The service, announced on 30 June, runs for one to eight weeks on-site, remotely, or in a hybrid format. Group-IB's red team executes adversary scenarios mapped to the MITRE ATT&CK framework while the client's own defenders monitor and respond in real time, adjusting detection rules and response playbooks as the engagement unfolds. Scenarios can include ransomware simulations, Active Directory attacks, supply chain compromise, and data exfiltration, conducted without business disruption.
The intelligence layer is central to the offering. Scenarios are not drawn from generic frameworks but from the specific tactics, techniques, and procedures of threat actors the company has tracked and attributed across its investigation archive since 2003. The gap between enterprise security investment and operational readiness has become a recognised problem in the industry; many organisations that have deployed significant tooling have never tested whether that tooling performs when an actual attack is under way.
"Organisations today face a fundamental accountability question: they have invested heavily in detection and response capabilities, but many have never tested whether those capabilities actually work when it matters," said Dmitry Volkov, CEO of Group-IB. "Purple Teaming answers that question honestly.

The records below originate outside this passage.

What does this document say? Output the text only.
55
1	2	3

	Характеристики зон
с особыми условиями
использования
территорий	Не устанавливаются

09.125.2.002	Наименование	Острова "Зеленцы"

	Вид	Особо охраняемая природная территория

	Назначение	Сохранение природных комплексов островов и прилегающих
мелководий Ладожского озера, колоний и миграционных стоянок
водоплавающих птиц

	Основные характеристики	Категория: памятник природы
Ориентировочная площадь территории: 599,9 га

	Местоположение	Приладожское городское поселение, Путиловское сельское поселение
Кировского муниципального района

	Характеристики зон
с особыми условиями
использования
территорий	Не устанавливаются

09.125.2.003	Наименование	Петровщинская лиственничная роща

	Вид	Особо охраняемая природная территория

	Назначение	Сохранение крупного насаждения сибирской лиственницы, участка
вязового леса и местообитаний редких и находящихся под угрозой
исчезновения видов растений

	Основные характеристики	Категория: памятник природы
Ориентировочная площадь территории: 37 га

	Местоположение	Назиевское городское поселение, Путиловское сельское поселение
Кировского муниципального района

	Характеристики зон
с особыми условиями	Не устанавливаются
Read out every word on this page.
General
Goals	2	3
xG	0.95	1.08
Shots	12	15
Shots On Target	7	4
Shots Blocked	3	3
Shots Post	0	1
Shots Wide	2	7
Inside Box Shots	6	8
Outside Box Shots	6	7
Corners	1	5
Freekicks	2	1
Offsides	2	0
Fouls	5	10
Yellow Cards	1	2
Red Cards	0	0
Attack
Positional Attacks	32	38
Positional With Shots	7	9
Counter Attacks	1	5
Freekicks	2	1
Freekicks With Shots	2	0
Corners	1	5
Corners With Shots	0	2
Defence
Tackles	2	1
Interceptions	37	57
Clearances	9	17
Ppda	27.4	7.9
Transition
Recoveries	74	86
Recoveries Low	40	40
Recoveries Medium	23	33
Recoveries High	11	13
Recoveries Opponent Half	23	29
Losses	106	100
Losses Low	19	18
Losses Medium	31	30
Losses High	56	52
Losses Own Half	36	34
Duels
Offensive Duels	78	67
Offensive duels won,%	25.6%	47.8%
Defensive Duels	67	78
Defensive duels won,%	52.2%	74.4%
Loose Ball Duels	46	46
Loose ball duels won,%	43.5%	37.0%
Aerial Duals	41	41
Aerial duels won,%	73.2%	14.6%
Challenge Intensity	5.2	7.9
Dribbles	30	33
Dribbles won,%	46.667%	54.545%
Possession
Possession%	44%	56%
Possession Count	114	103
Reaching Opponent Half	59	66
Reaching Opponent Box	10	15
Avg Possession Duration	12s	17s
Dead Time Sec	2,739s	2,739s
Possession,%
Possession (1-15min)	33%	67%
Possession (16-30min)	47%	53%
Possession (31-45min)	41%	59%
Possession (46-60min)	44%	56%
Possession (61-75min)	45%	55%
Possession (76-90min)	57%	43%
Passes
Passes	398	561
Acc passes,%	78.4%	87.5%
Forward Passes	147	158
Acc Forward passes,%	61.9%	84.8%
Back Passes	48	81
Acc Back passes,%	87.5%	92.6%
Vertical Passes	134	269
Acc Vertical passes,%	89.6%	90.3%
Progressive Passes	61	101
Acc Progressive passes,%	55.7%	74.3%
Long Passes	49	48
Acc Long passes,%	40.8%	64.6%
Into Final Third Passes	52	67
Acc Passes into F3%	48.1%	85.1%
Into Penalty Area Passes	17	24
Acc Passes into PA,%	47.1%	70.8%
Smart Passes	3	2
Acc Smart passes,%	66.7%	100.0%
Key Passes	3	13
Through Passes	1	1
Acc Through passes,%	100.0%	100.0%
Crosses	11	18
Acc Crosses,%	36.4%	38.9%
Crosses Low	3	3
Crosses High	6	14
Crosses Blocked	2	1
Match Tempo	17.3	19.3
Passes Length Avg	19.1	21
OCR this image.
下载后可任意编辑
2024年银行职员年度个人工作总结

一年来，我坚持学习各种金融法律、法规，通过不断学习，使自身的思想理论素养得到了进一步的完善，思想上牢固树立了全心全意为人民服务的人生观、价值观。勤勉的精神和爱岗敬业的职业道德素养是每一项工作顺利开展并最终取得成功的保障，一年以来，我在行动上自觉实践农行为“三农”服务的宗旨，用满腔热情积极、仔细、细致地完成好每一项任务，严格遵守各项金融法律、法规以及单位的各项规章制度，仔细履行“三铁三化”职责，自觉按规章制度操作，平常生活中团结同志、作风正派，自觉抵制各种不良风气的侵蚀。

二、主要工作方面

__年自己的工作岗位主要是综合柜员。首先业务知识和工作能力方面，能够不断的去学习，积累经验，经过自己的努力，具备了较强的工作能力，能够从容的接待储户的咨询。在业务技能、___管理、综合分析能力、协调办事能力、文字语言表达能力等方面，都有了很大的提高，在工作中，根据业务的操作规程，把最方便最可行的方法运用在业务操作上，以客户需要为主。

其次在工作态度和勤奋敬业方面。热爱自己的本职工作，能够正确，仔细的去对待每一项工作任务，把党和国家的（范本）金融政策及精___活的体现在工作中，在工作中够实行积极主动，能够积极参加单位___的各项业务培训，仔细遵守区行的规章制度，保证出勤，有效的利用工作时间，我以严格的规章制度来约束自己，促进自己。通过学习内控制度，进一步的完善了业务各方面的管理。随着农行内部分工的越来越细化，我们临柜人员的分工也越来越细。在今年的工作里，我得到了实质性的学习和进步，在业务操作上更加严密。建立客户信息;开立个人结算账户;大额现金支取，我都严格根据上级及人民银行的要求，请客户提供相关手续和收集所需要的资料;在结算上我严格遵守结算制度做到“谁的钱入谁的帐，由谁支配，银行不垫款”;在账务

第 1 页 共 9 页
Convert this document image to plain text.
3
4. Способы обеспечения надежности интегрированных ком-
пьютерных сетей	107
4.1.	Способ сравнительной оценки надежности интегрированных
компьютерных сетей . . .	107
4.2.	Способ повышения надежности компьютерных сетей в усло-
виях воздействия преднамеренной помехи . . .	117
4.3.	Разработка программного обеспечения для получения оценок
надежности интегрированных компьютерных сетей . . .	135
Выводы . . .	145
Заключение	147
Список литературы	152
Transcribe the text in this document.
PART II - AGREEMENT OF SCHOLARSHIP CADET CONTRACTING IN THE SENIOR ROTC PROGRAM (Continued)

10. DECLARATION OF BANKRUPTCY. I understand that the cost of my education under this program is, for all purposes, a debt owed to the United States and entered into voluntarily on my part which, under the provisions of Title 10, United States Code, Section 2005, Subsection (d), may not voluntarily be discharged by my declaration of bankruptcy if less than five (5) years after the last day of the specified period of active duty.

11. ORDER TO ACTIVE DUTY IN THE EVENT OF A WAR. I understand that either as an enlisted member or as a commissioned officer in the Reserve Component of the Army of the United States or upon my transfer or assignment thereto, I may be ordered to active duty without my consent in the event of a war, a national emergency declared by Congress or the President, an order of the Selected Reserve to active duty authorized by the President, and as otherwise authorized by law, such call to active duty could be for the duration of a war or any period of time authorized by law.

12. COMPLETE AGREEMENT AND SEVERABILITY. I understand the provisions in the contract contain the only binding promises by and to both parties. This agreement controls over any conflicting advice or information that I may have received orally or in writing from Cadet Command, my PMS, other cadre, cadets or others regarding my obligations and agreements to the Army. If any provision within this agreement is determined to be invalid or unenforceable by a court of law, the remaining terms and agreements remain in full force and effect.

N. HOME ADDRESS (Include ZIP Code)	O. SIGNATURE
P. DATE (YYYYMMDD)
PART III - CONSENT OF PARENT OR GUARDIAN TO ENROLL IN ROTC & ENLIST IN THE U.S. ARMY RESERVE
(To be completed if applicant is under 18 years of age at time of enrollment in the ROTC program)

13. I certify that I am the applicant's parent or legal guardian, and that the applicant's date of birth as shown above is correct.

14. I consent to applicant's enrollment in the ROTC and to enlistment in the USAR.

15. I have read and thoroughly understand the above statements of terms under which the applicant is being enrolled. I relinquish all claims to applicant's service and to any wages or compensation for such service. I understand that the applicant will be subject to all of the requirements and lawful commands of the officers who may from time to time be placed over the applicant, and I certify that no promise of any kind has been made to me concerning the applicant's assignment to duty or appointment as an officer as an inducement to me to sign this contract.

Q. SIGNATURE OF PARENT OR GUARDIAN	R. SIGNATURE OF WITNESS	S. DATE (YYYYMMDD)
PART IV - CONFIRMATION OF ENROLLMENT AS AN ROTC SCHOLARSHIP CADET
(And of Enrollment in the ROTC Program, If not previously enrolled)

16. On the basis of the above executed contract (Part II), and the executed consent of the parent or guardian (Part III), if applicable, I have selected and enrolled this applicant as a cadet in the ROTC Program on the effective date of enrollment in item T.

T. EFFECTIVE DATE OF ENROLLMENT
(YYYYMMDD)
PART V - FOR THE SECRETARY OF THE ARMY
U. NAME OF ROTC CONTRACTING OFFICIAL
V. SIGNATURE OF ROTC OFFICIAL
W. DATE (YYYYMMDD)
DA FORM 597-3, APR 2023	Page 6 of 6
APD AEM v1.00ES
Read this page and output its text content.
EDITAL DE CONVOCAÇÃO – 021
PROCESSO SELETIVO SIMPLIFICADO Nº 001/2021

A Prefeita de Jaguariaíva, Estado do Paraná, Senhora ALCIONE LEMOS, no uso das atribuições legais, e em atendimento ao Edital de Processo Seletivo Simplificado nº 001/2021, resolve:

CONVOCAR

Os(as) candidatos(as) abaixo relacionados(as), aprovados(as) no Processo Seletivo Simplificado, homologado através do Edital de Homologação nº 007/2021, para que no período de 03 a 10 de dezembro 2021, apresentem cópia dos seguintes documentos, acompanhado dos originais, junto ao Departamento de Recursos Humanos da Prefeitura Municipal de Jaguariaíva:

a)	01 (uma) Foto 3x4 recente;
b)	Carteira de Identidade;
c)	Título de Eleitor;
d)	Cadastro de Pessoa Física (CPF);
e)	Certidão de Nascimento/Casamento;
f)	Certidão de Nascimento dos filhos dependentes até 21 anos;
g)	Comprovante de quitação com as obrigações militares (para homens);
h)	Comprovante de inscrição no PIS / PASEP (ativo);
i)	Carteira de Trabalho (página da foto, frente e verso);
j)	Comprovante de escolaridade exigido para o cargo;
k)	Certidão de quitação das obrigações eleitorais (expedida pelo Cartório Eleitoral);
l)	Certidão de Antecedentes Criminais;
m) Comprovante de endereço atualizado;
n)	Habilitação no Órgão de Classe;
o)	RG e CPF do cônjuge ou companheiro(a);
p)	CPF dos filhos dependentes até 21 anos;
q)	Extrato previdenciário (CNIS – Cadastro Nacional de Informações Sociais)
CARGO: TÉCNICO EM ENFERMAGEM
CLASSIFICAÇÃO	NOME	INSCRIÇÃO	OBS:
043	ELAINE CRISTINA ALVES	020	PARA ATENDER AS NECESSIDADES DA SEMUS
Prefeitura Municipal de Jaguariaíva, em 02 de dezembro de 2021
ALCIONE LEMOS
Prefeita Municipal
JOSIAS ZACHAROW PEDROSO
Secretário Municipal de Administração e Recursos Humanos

It is not a checkbox exercise; it is a structured, intelligence-driven process that reveals exactly where detection fails, where response breaks down, and where training has not kept pace with the threat. The goal is not to expose weakness for its own sake but to convert that knowledge into a measurable improvement in resilience."
Konstantin Damotsev, Global Head of Group-IB's Red Teaming Practice, described the intelligence-led approach: "The most important thing we bring to a Purple Teaming engagement is not just about our offensive toolkit, but also the intelligence behind every scenario we run. When we simulate a ransomware intrusion or an Active Directory attack, we are not working from generic playbooks. We are replicating the specific behaviour of threat actors Group-IB has tracked, investigated, and attributed across thousands of real incidents. That specificity is what makes the exercise genuinely useful: defenders learn to detect the adversaries that are actually targeting them, not a theoretical composite. The difference shows immediately when a detection rule catches something it has never been tested against before."
The service joins Group-IB's existing portfolio of Threat Intelligence, Managed Extended Detection and Response, and Incident Response, and is available through the company's Digital Crime Resistance Centers across Asia-Pacific, Europe, the Middle East and Africa, the Americas, and Central Asia.